Séminaire Alpage : Yoav Goldberg

Vendredi 25 Septembre 2015, 11:00 to 13:00
Organisation: 
Marie Candito (Alpage)
Lieu: 

ODG – Salle 127

Yoav Goldberg (Bar Ilan University)
Understanding Neural Word Embeddings

Neural word embeddings, such as word2vec (Mikolov et al., 2013), have become increasingly popular in both academic and industrial NLP. These methods attempt to capture the semantic meanings of words by processing huge unlabeled corpora with methods inspired by neural networks and the recent onset of Deep Learning. The result is a vector representation of every word in a low-dimensional continuous space. These word vectors exhibit interesting arithmetic properties (e.g. king - man + woman = queen) (Mikolov et al., 2013), and seemingly outperform traditional vector-space models of meaning inspired by Harris's Distributional Hypothesis (Baroni et al., 2014). Our work attempts to demystify word embeddings, and understand what makes them so much better than traditional methods at capturing semantic properties.

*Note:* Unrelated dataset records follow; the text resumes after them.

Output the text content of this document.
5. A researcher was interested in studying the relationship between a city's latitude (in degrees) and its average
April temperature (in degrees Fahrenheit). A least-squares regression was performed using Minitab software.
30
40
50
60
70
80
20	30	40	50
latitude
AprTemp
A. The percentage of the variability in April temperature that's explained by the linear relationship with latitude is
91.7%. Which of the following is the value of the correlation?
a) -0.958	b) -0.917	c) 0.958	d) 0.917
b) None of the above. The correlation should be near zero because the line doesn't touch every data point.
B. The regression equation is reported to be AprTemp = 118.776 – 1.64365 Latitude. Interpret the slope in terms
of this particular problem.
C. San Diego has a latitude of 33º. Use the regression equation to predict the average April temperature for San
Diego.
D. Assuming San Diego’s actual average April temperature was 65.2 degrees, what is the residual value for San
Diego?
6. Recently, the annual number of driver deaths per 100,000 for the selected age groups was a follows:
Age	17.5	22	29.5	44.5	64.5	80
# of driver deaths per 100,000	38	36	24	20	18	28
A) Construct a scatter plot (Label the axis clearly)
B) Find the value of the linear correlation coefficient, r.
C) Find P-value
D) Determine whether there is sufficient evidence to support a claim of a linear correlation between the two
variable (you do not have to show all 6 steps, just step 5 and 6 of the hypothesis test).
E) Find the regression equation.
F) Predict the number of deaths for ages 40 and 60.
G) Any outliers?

Our main result shows that state-of-the-art word embeddings are actually "more of the same". In particular, we show that skip-grams with negative sampling, the latest algorithm in word2vec, is implicitly factorizing a word-context PMI matrix, which has been thoroughly used and studied in the NLP community for the past 20 years. We also identify that the root of word2vec's perceived superiority is a collection of design choices and hyperparameter settings, which can be ported to distributional methods, yielding similar gains. Among our qualitative results are a method for observing the salient contexts of a given word-vector, and the answer to why king - man + woman = queen. We also show task-specific extensions to the word2vec model, achieving improved accuracy for specific tasks.